Essentially, I want to consider each job in a batch as a separate observation, and determine percentiles based on those, instead on the batches.
Is there a relatively simple way to accomplish this?
I would think of this as "weighted" percentiles. I don't know if there is a built-in analytic function for this in Oracle, but it is easy enough to calculate. And you are on the way there.
The additional idea is to calculate the total number of jobs, and then use arithmetic to select the value you want. For the 75th percentile, the value is the smallest duration such that the cumulative number of jobs is greater than 0.75 times the total number of jobs.
Here is the example in SQL:
select pcs.percentile, min(case when cumjobs >= totjobs * percentile then duration end)

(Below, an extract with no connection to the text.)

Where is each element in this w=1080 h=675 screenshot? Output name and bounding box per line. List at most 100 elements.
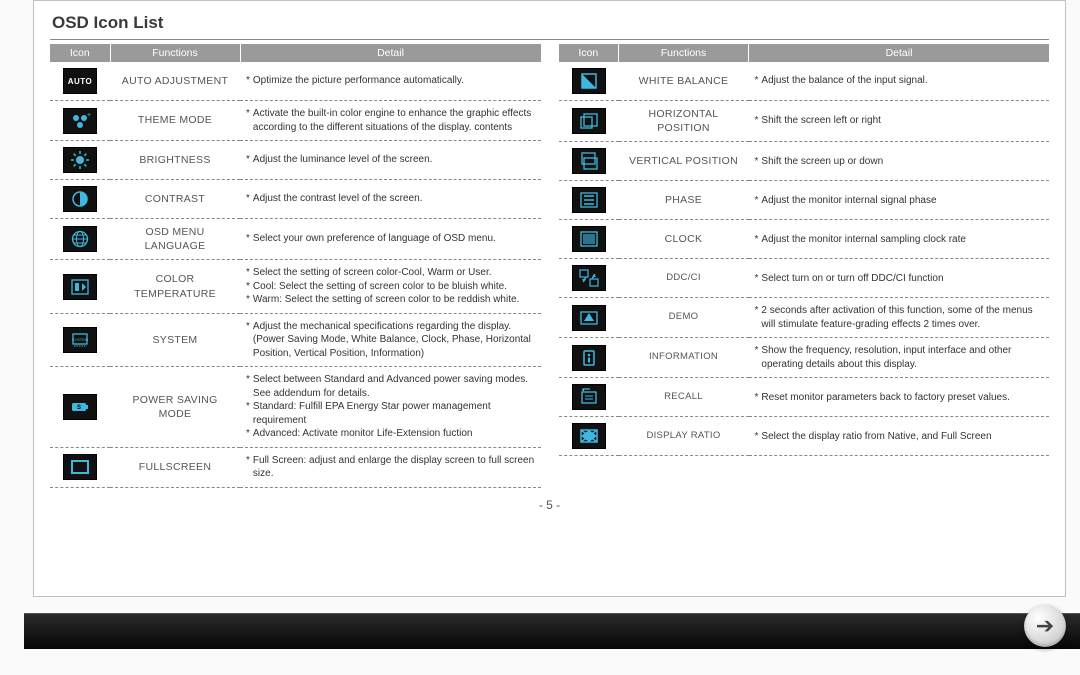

from (SELECT batch_id, job_count,
SUM(job_count) OVER (ORDER BY duration) as cumjobs,
sum(job_count) over () as totjobs,
duration
FROM test_data
) t cross join
(select 0.25 as percentile from dual union all
select 0.5 from dual union all
select 0.75 from dual
) pcs
group by pcs.percentile;
This example gives you the percentile values (and as an added bonus, for three different percentiles) with each value on its own row. If you want the values on each row, you need to join back to your original table.